Все это время за ними наблюдает толпа молодых врачей, а офисный паренек протягивает Рави стопку назначений, каждое из которых он умудряется внимательно просматривать, не теряя нити беседы.
— Глазго, верно ведь? О, Дигби, как бы я хотел там побывать. Глазго! Эдинбург! Священные слова для хирурга, правда? Как чудесно было бы сдавать экзамены. Поставить заветное ЧККХ рядом со своим именем… Член Королевского колледжа хирургии! Айо, у меня даже был билет на пароход!
— Что же вас остановило? — нерешительно спрашивает Дигби.
— Три тысячи лет истории, — мрачно отвечает Рави. — Мы, брамины, верим, что океан нечист и, совершая путешествие в чужую страну через большую воду, душа оскверняется, после него человек проклят навеки…
— Скажи ему правду, Рави, — вздыхает Онорин. — Это же из-за твоей матери.
Он разражается смехом.
— Онорин у нас всегда права. Айо, моя святая мать… это убило бы ее. Если бы я уехал за море, это стало бы матереубийством. И даже если она вдруг пережила бы разлуку, ее единственное дитя вернулся бы настолько оскверненным, что даже если он сумеет оставаться невидимым, она все равно никогда не сможет заговорить с ним. Потому я остался. Но скажите, Дигби, а что заставило вас рисковать быть проклятым навеки и таки пересечь океан? От чего вы бежали? Или к чему?
Шрам Дигби налился кровью. Смеющийся взгляд Равичандрана задерживается на нем с любопытством и сочувствием. Дигби подбирает слова.
— Краснеющий хирург — лучше, чем наоборот, — понимающе кивает Равичандран сестре Онорин. — Не буду усугублять дискомфорт человека, у которого и так уже начальником Клод Арнольд. Дигби, вы в курсе, что перед домом Клода стоит «роллс-ройс»? Зачем он его купил? Потому что у меня такой есть! Мой «роллс» был первым в Мадрасе и занозой под дермой ваших соотечественников! «Какая дерзость со стороны этого бабу!» — Рави имитирует британский аристократический выговор. Но, не удержавшись, хохочет. — Губернатору пришлось покупать такой же. А много позже и Клоду Арнольду тоже. Но автомобиль Клода стоит без дела. Он украшает дом, как по́тту [79] — лоб моей матери. Дигби, я не женат. Я очень много работаю. Во имя своей профессии я отказываюсь от необходимого, но почему я должен отказываться от излишеств? Я что, в своей собственной стране не имею права делать что пожелаю?
Рави внезапно кричит на кого-то через плечо Дигби на языке, который звучит как грубый и вульгарный тамильский, улыбка его мигом испаряется.

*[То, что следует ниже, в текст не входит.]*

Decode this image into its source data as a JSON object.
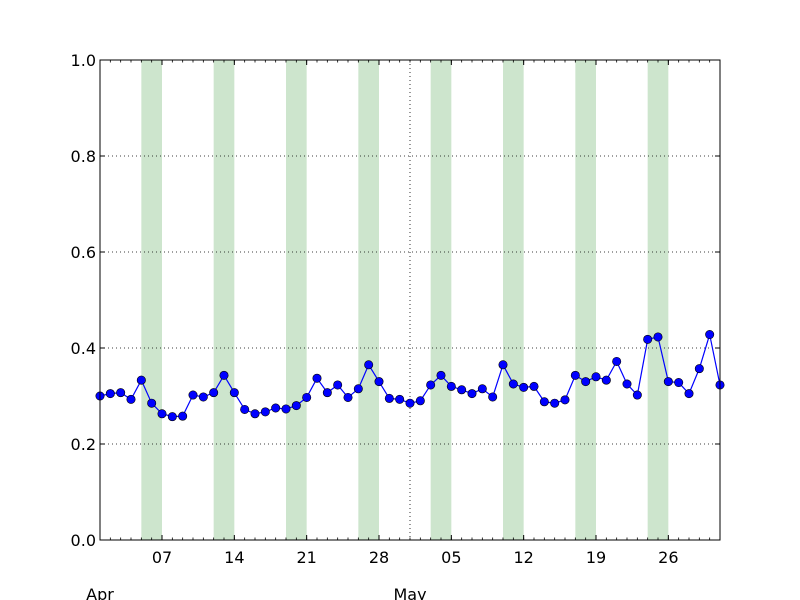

— Вот ведь нетерпеливые люди! — обращается он к Дигби, и улыбка тут же возвращается. — Вечно спешат. Я так отстал, что вчера догоняет завтра. Короче, Дигби, если вы нравитесь святой Онорин, значит, и мне тоже нравитесь. Пошли. Первый случай — резекция желудка по поводу рака. Если еще не поздно.
В операционной Дигби ассистирует, восхищаясь каждым движением Равичандрана, но сдержанно, чтобы не мешать. В антральном отделе, чуть выше привратника, там, где желудок переходит в кишечник, обнаруживается твердое, как камень, образование; даже маленькая опухоль в этом месте довольно скоро обращает на себя внимание пациента, потому что чувство насыщения наступает уже после нескольких кусочков пищи. Рави проводит рукой по поверхности печени, затем извлекает тонкую кишку, все двадцать футов, пропуская в пальцах в поисках метастазов. Потом просматривает полость таза.